Correct me if I’m wrong, such a problem where actions can take different time to execute are known as Semi-MDPs (i.e. length of timesteps is irregular). As far as I know, RLlib interally handles all steps regardless of their actual lengths/durations as “one single step” and doesn’t account for the described problem.

So my question is, can RLlib also account for this problem (Semi-MDPs)? Or do you think one can ignore this fact and treat Semi-MDPs just as standard MDPs? Any experiences or suggestions?

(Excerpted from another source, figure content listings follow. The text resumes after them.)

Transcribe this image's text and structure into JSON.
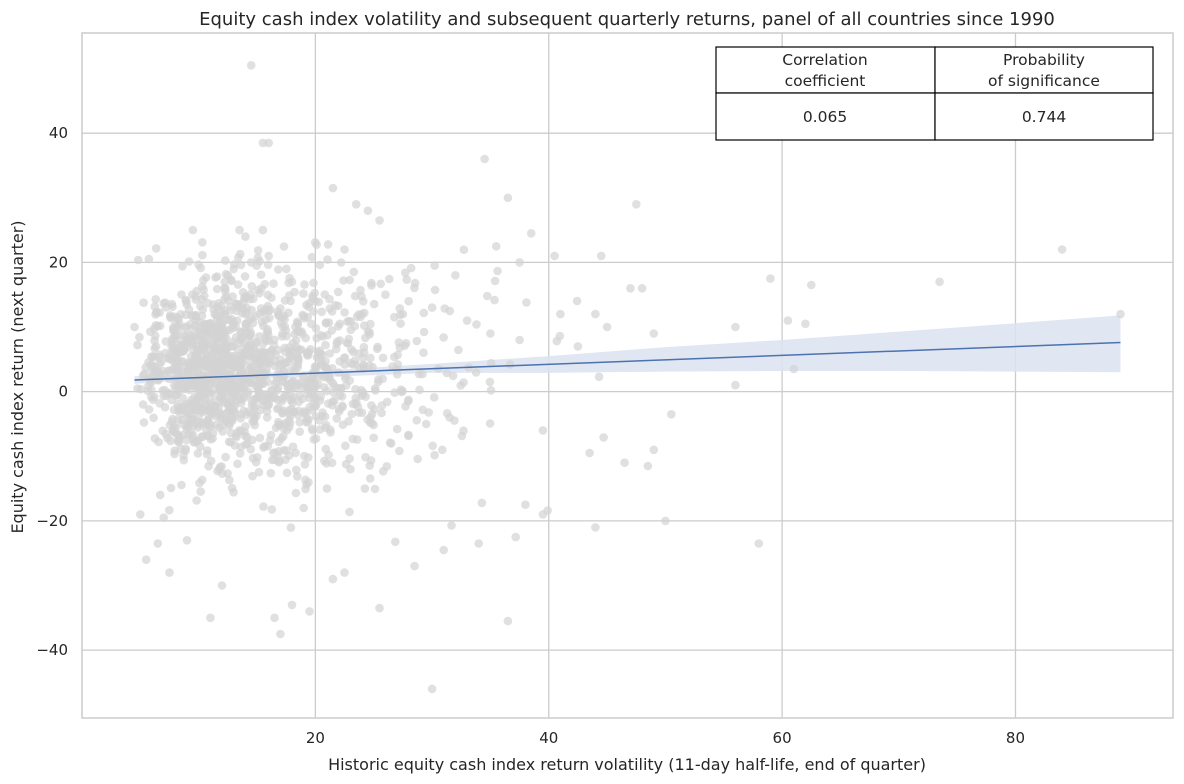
{
  "chart_data": {
    "type": "scatter",
    "title": "Equity cash index volatility and subsequent quarterly returns, panel of all countries since 1990",
    "xlabel": "Historic equity cash index return volatility (11-day half-life, end of quarter)",
    "ylabel": "Equity cash index return (next quarter)",
    "xlim": [
      0,
      93.5
    ],
    "ylim": [
      -50.5,
      55.5
    ],
    "xticks": [
      20,
      40,
      60,
      80
    ],
    "yticks": [
      -40,
      -20,
      0,
      20,
      40
    ],
    "xtick_labels": [
      "20",
      "40",
      "60",
      "80"
    ],
    "ytick_labels": [
      "−40",
      "−20",
      "0",
      "20",
      "40"
    ],
    "grid": true,
    "point_color": "#d3d3d3",
    "line_color": "#4c72b0",
    "band_color": "#dbe3f1",
    "regression": {
      "x": [
        4.5,
        89
      ],
      "y": [
        1.8,
        7.6
      ]
    },
    "confidence_band": {
      "x": [
        4.5,
        10,
        20,
        30,
        40,
        50,
        60,
        70,
        80,
        89
      ],
      "lower": [
        1.2,
        1.9,
        2.2,
        2.9,
        2.9,
        3.1,
        3.2,
        3.2,
        3.1,
        3.0
      ],
      "upper": [
        2.4,
        2.6,
        3.2,
        4.3,
        5.5,
        6.9,
        8.0,
        9.3,
        10.6,
        11.8
      ]
    },
    "points": {
      "x": [
        14.5,
        16.0,
        15.5,
        34.5,
        21.5,
        36.5,
        23.5,
        24.5,
        25.5,
        9.5,
        13.5,
        15.5,
        14.0,
        22.5,
        35.5,
        38.5,
        37.5,
        40.5,
        44.5,
        47.5,
        47.0,
        48.0,
        42.5,
        56.0,
        59.0,
        62.5,
        61.0,
        73.5,
        84.0,
        89.0,
        50.5,
        49.0,
        46.5,
        44.0,
        39.5,
        38.0,
        43.5,
        48.5,
        44.0,
        39.5,
        50.0,
        58.0,
        36.5,
        34.0,
        25.5,
        30.0,
        31.0,
        21.5,
        22.5,
        19.5,
        17.0,
        16.5,
        18.0,
        12.0,
        11.0,
        28.5,
        5.0,
        7.5,
        6.5,
        5.5,
        7.0,
        9.0,
        4.5,
        12.5,
        13.0,
        14.5,
        16.0,
        18.0,
        20.0,
        24.0,
        26.0,
        30.0,
        32.0,
        33.0,
        35.0,
        37.5,
        41.0,
        45.0,
        49.0,
        56.0,
        60.5,
        62.0,
        27.5,
        28.0,
        29.5,
        31.5,
        26.5,
        23.0,
        21.0,
        19.0
      ],
      "y": [
        50.5,
        38.5,
        38.5,
        36.0,
        31.5,
        30.0,
        29.0,
        28.0,
        26.5,
        25.0,
        25.0,
        25.0,
        24.0,
        22.0,
        22.5,
        24.5,
        20.0,
        21.0,
        21.0,
        29.0,
        16.0,
        16.0,
        7.0,
        10.0,
        17.5,
        16.5,
        3.5,
        17.0,
        22.0,
        12.0,
        -3.5,
        -9.0,
        -11.0,
        -21.0,
        -19.0,
        -17.5,
        -9.5,
        -11.5,
        12.0,
        -6.0,
        -20.0,
        -23.5,
        -35.5,
        -23.5,
        -33.5,
        -46.0,
        -24.5,
        -29.0,
        -28.0,
        -34.0,
        -37.5,
        -35.0,
        -33.0,
        -30.0,
        -35.0,
        -27.0,
        -19.0,
        -28.0,
        -23.5,
        -26.0,
        -19.5,
        -23.0,
        10.0,
        18.0,
        19.0,
        20.0,
        21.0,
        17.0,
        14.0,
        12.0,
        15.0,
        13.0,
        18.0,
        11.0,
        9.0,
        8.0,
        12.0,
        10.0,
        9.0,
        1.0,
        11.0,
        10.5,
        12.0,
        14.0,
        -5.0,
        -4.0,
        -8.0,
        -12.0,
        -15.0,
        -18.0
      ]
    },
    "table": {
      "headers": [
        "Correlation\ncoefficient",
        "Probability\nof significance"
      ],
      "values": [
        "0.065",
        "0.744"
      ]
    }
  }
}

PS: In case of PPO, I suppose that changes might be required in compute_advantages in postprocessing.py and also information about the time to execute actions has to be carried along ((s, a, r, s’) → (s, a, d, r, s’) where d=duration of executing an action).

1 Like

Hey @klausk55 , great questions and thanks for describing this interesting problem.
Yes, that’s exactly correct: RLlib pretends that we have discrete time steps w/o any difference in the time-deltas between actions. Yes, you could “fix” the rewards afterwards in postprocess_trajectory (via overriding the on_postprocess_trajectory in your custom callback object; see: ray.rllib.examples.custom_metrics_and_callbacks.py) and in there changing the “rewards” key in the incoming batch. But yes, for that you’d need the time-deltas somewhere, like in the “infos” dicts coming from the env? Or are part of the observations?

1 Like

Hey @sven1977, if I get you right then you would simply suggest to discount the rewards by their corresponding time-deltas (i.e. r_i*gamma^d_i where d_i time-delta for reward r_i) in the postprocessing of a trajectory.
If so, this should be equivalent to immediately discount rewards by their corresponding time-deltas before returning them from the env, isn’t it? Of course, I have to know the time-deltas otherwise I won’t be able to do this.

If there is no mistake in my line of thinking, would this approach be enough to tackle Semi-MDPs?